Initial deadline for comments: 31 January 2012 [note that this has been moved back by about two months].
River Tern Sterna aurantia inhabits rivers and freshwater lakes in the Indian Subcontinent, South-East Asia and southern China, also occurring rarely on estuaries, and breeds on sandy islands (del Hoyo et al. 1996). This species is listed as being of Least Concern on the basis that it is not thought to approach the thresholds for Vulnerable under any of the IUCN criteria.
This species has an extremely large range, and hence does not approach the thresholds for Vulnerable under the range size criterion (Extent of Occurrence of less than 20,000 km2 combined with a declining or fluctuating range size, habitat extent/quality, or population size and a small number of locations or severe fragmentation). Despite the fact that the population trend appears to be decreasing, the decline is not believed to be sufficiently rapid to approach the thresholds for Vulnerable under the population trend criterion (at least a 30% decline over ten years or three generations).
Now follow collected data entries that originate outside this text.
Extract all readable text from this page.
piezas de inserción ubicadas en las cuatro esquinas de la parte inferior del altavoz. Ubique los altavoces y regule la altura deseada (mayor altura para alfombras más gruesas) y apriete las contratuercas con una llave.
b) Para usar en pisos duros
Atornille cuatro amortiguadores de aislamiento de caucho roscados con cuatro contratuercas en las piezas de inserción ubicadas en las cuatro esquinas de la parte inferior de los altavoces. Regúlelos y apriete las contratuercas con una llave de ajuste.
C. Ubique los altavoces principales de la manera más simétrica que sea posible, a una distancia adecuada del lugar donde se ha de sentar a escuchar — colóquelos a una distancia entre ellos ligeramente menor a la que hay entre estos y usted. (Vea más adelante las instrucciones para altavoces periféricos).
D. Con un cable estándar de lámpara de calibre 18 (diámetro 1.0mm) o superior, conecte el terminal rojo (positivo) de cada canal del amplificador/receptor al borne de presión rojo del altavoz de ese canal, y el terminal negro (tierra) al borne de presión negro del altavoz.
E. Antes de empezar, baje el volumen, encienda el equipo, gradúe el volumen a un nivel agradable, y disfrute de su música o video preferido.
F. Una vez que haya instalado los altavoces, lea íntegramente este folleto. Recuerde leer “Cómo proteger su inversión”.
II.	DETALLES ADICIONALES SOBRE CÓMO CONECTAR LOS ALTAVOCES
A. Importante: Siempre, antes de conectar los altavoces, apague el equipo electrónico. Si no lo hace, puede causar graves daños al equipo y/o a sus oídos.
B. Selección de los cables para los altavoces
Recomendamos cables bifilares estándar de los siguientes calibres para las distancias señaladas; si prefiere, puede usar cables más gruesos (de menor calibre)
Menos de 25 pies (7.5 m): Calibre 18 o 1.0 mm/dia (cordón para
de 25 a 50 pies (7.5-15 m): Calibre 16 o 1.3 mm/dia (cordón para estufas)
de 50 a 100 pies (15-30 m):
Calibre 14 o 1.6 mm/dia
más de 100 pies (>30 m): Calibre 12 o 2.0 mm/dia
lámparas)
The population size is very large, and hence does not approach the thresholds for Vulnerable under the population size criterion (fewer than 10,000 mature individuals with a continuing decline estimated to be at least 10% over ten years or three generations, or with a specified population structure).
Despite its current Red List category, the present status of this widespread species is poorly understood. Nesting areas are vulnerable to flooding, predation and disturbance (del Hoyo et al. 1996). It has reportedly declined in abundance in Thailand, where it is now considered very rare (del Hoyo et al.1996). The species has also declined in Laos since the early 20th century, probably owing mainly to excessive human disturbance on sandbars (Thewlis et al. 1998). The multitude of hydroelectric dam projects completed, underway or planned in South-East Asia (e.g. Thewlis et al. 1998) may also threaten the species through changes to flow regime and flooding of nest-sites. In contrast, the species is now more regular in southern India than was once thought.
Further information on this species is requested, with particular emphasis on population trends and details of potential threats. If the available evidence suggests that the overall rate of decline has approached 30% (typically 20-29%) over the past three generations, estimated by BirdLife to be c.30 years in this species, then it may be eligible for uplisting to Near Threatened under the A criterion. If evidence supports the suspicion of a decline of at least 30% over the past 30 years the species could qualify for uplisting to Vulnerable.
del Hoyo, J., Elliott, A. and Sargatal, J. (1996) Handbook of the birds of the world, Vol 3: Hoatzin to Auks. Barcelona, Spain: Lynx Edicions.
Thewlis, R. M., Timmins, R. J., Evans, T. D. and Duckworth, J. W. (1998) The conservation status of birds in Laos: a review of key species. Bird Conserv. Int. 8 (Suppl.): 1-159.